When the Veritable Records (Shilu) were composed at the end of a rulers’ reign, the Gazette was one of the sources on which the Shilu were based.

 

Officially approved physical mobility

was supervised by the Ministry of War which managed

the courier service,

the postal service, and

the transport service.

Courier stations were established every 35 to 45 km. They kept up to 450 horses and mules, and 50-60 sedan chairs (which had been introduced as a means of transportation during the Yuan Dynasty) and the necessary amount of carriers.

 

The Grand Canal was restored in the beginning of the Ming (1403-1420). This restoration was a pre-condition for the move of the capital from Nanjing to Beijing and for the supply of the new capital with commodities.

47.004 full-time laborers were in charge of maintaining the Grand Canal in functioning condition. They had to clear the canal of silt, check the dykes, reinforce the dykes whenever necessary and keep the locks in working condition.

 

Means of transportation:

horse, mule

sedanchair

wheelbarrow (max. load: 120 kg)

4 wheel mule-cart (max. load: 3000 kg /375 km)

grain barge (average max. load 30.000 kg) made of pine (exchange: every 5 years) or made of the more durable fir wood (exchange: every 10 years)

 

 

Brook argues that the tension created by the search for social stability caused the trend of economic growth.

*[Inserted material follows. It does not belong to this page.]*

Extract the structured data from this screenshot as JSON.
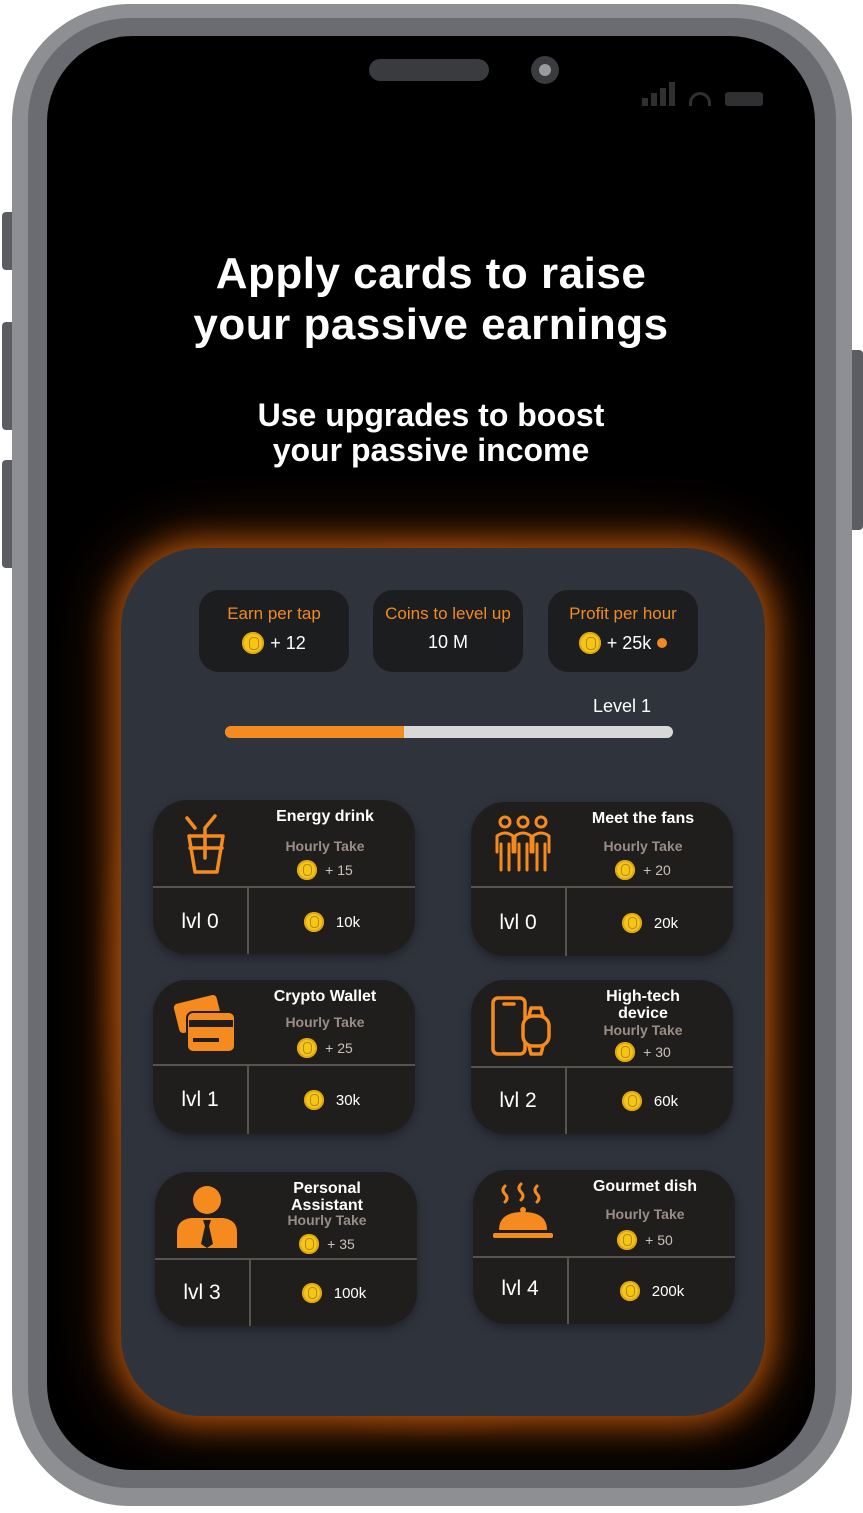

Regional and national commercial networks were formed. Agriculture developed from a producing the means for subsistence to a production of surplus which could be traded. The production of commodities used the improvements in infrastructure provided by the newly consolidated state for its tax goods. Mobility necessarily increased.

On an international level the states roaming the ‘Atlantic were pulled by the Chinese moon’.